| September 25, 2009; 7 years ago (2009-09-25)|
Amazon Virtual Private Cloud (VPC) is a commercial cloud computing service that provides users a virtual private cloud, by "provision[ing] a logically isolated section of Amazon Web Services (AWS) Cloud". Enterprise customers are able to access the Amazon Elastic Compute Cloud (EC2) over an IPsec based virtual private network. Unlike traditional EC2 instances which are allocated internal and external IP numbers by Amazon, the customer can assign IP numbers of their choosing from one or more subnets. By giving the user the option of selecting which AWS resources are public facing and which are not, VPC provides much more granular control over security. For Amazon it is "an endorsement of the hybrid approach, but it's also meant to combat the growing interest in private clouds".
Amazon Virtual Private Cloud Wikipedia
Amazon Virtual Private Cloud aims to provide a service similar to private clouds using technology such as OpenStack or HPE Helion Eucalyptus. However, typically a private cloud would install systems such as OpenShift application hosting or a database and Hadoop systems. Cloud security experts warned there can be compliance risks, such as a loss of control or service cancellation in using public resources which do not exist with in house systems. If transaction records are requested from Amazon about a VPC using a National security letter they may not even be legally allowed to inform the customer of the breach of the security of their system. This would be true even if the actual VPC resources were in another country. The API used by AWS only partly compatible with that of HPE Helion Eucalyptus and is not compatible with other private cloud systems so migration from AWS may be difficult. This has led to warnings of the possibility of lock-in to a specific technology.
Initially, users are able to choose a range of IP addresses for their VPC. Within this range, users can assign various private and public IPv4 and IPv6 addresses to instances in the VPC in order to communicate with the Internet and other instances of VPCs.
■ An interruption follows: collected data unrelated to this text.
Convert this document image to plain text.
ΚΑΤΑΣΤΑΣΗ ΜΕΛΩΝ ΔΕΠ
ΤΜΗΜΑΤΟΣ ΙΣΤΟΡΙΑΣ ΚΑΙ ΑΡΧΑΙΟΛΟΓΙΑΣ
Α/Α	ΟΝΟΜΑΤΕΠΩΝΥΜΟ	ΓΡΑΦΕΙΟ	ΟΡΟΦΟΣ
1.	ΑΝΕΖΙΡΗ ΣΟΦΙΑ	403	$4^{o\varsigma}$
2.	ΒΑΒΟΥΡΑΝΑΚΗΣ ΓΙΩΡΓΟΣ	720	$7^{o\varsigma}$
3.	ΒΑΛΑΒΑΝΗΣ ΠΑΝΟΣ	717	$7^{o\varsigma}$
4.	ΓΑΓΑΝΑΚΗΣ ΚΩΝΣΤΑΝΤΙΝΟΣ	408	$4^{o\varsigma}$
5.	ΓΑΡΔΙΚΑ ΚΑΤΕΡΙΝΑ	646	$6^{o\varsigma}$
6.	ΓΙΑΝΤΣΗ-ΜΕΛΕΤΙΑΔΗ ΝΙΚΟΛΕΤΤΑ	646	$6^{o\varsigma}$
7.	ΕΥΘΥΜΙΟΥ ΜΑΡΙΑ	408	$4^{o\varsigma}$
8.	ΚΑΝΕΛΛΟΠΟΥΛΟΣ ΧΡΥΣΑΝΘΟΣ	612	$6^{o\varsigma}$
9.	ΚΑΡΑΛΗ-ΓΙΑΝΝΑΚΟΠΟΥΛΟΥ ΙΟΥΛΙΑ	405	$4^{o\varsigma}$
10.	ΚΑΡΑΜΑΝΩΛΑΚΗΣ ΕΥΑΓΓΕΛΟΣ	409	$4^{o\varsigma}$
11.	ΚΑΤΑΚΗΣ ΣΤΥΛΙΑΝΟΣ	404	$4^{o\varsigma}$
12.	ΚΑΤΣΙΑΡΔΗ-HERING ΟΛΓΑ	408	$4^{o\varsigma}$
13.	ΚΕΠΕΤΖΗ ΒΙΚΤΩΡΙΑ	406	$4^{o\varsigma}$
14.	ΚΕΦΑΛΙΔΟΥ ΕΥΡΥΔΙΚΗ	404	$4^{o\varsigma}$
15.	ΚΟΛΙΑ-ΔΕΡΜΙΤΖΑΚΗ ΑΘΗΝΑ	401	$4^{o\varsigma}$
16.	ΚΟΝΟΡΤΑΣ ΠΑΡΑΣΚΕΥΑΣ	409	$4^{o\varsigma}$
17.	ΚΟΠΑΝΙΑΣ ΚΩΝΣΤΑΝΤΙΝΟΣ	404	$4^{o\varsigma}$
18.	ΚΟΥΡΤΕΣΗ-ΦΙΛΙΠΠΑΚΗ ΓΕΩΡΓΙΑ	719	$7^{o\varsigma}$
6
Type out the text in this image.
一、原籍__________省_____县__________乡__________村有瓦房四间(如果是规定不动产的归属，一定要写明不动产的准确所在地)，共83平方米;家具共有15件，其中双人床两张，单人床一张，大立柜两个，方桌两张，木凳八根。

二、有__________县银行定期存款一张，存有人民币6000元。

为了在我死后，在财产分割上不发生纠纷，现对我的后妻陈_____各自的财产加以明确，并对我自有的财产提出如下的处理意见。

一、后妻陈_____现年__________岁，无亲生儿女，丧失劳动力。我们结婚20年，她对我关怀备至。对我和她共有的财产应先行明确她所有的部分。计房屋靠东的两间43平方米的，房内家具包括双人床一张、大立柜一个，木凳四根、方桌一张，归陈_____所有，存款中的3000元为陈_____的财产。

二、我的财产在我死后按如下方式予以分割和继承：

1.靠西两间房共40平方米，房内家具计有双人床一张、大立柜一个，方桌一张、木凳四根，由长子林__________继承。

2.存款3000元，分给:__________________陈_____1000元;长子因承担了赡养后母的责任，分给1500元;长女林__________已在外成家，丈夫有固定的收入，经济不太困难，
These addresses are assigned to specific instances rather than the user's entire VPC account. Assignment of Public IP addresses is not possible, instead the address is assigned and unassigned in certain cases, causing the address of an instance to change. When a consistent IP address is needed, a third type of IP Address, Elastic IP addresses, can be used in place of Public IP addresses.
AWS VPC allows users to connect to the Internet, a user's corporate data center, and other users' VPCs.
Users are able to connect to the Internet by adding an Internet Gateway to their VPC, which assigns the VPC a public IPv4 Address.
Users are able to connect to a data center by setting up a Hardware Virtual Private Network connection between the data center and the VPC. This connection allows the user to "interact with Amazon EC2 instances within a VPC as if they were within [the user's] existing network."
Users are able to route traffic from one VPC to another VPC using private IP addresses, and are able to communicate as if they were on the same network. Peering can be achieved by connecting a route between two VPC's on the same account or two VPC's on different accounts in the same region. VPC Peering is a one-to-one connection, but users are able to connect to more than one VPC at a time.
AWS VPC's security is two-fold: firstly, AWS VPC uses security groups as a firewall to control traffic at the instance level, while it also uses network access control lists as a firewall to control traffic at the subnet level. As another measure of privacy, AWS VPC provides users with the ability to create "dedicated instances" on hardware, physically isolating the dedicated instances from non-dedicated instances and instances owned by other accounts.
AWS VPC is free, with users only paying for the consumption of EC2 resources. However, if choosing to access VPC via a Virtual Private Network (VPN), there is a charge.